The only offsetting consideration is that it has to be interesting. I had another experience, with the predecessor to this committee. They decided, as part of the 2003 exercise of their report on the estimates process, that they wanted to try looking at a program in detail. They picked the real property program at Public Works. They had officials come in on successive weeks. The members struggled to attend those meetings before long, because they were just boring. There just didn't seem to be anything that interesting there.

It's a real challenge to pick a program, going back again to this motivation issue I talked about. It has to have some political resonance. Otherwise, it's not going to interest you folks, and it's not going to be visible to voters. It's a challenge.

5:25 p.m.

NDP

The Chair NDP Pat Martin

I'm afraid you're well over time, Bernard, but thank you very much.

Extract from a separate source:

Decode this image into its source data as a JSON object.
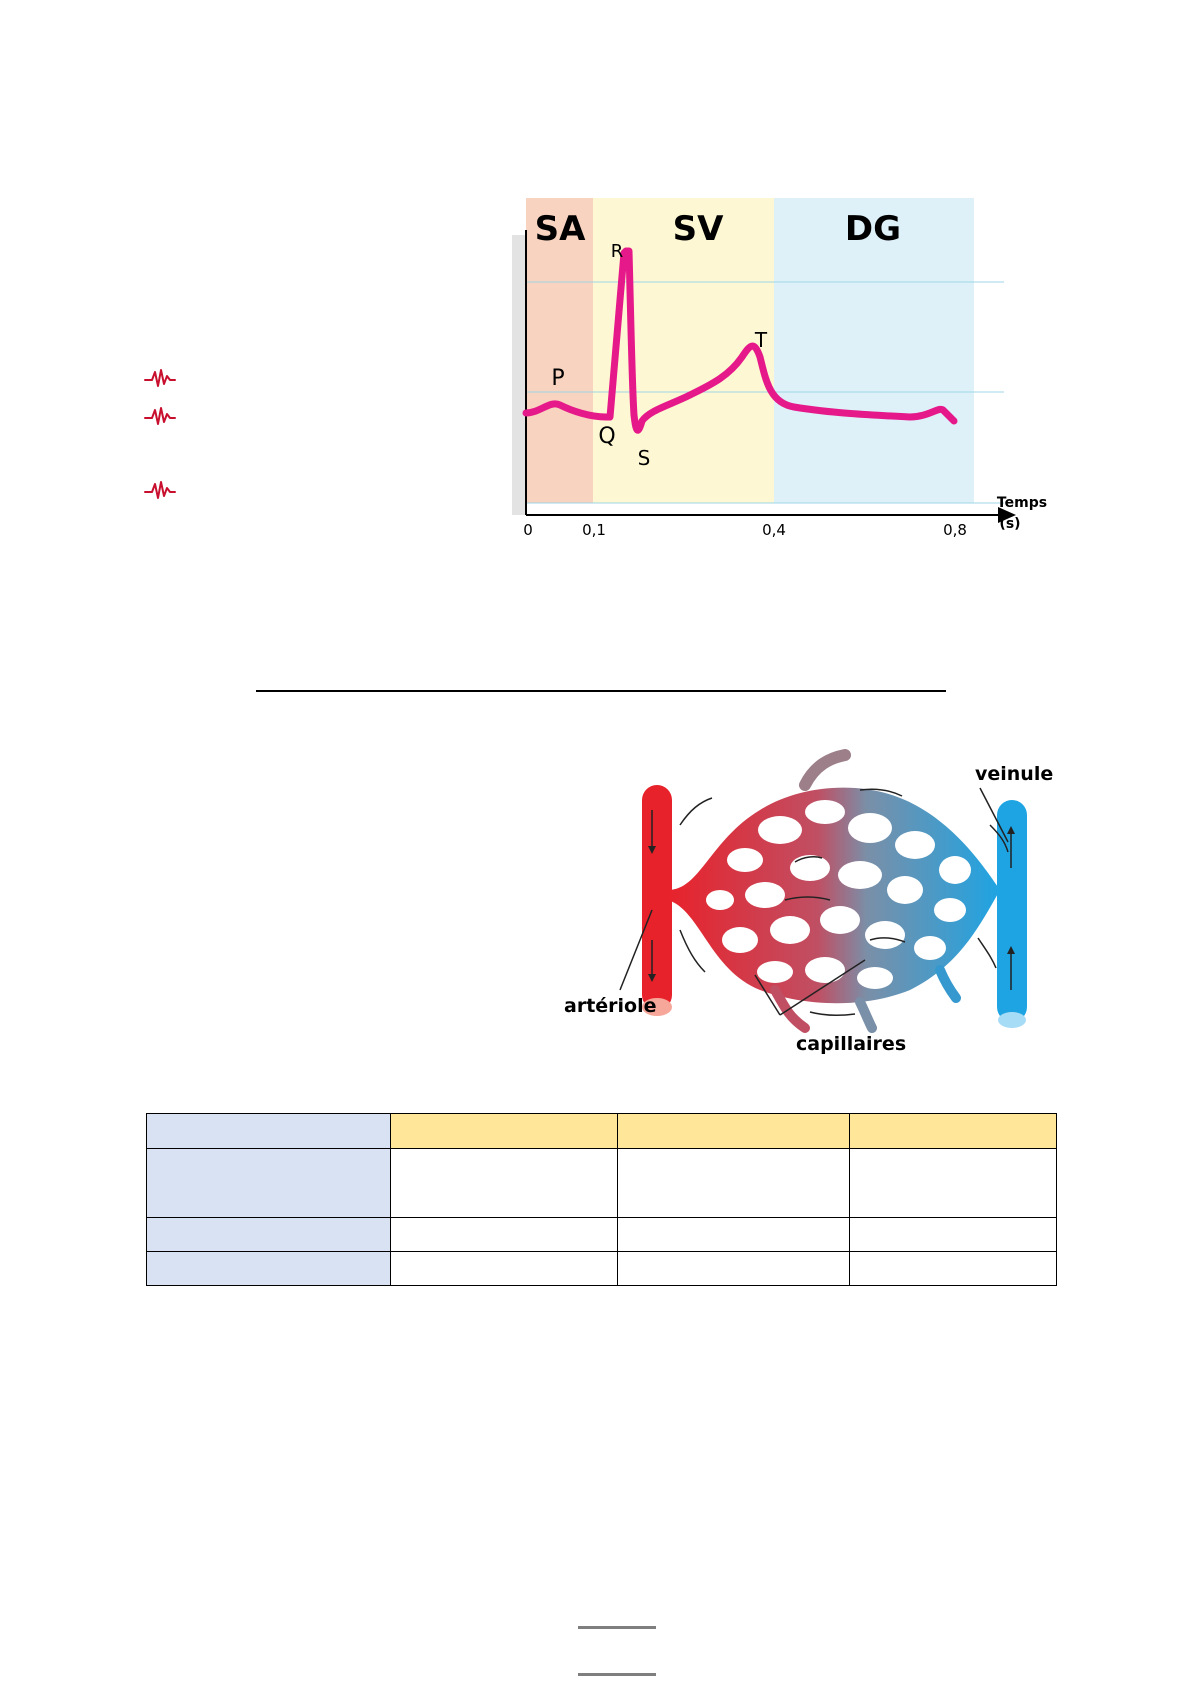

That actually concludes our list. We're within a minute of our hour being up. I don't know how the members feel. I think maybe we should just thank Mr. Stilborn for his time.

We note, Mr. Stilborn, that you've continued to write and do research on this subject, even into your retirement. We will benefit especially from a paper you've written, “Parliamentary Review of Estimates: Initiatives and Prospects”. We will certainly fold that into our examination of this. We will lean heavily on the work you did with the committee in 2003. We're not trying to reinvent the wheel here. We'll benefit from many of the recommendations there.

Thank you for the trouble to come in today, Mr. Stilborn. It was a great pleasure to see you again. You had some very interesting remarks.

With that, we are adjourned. Thank you.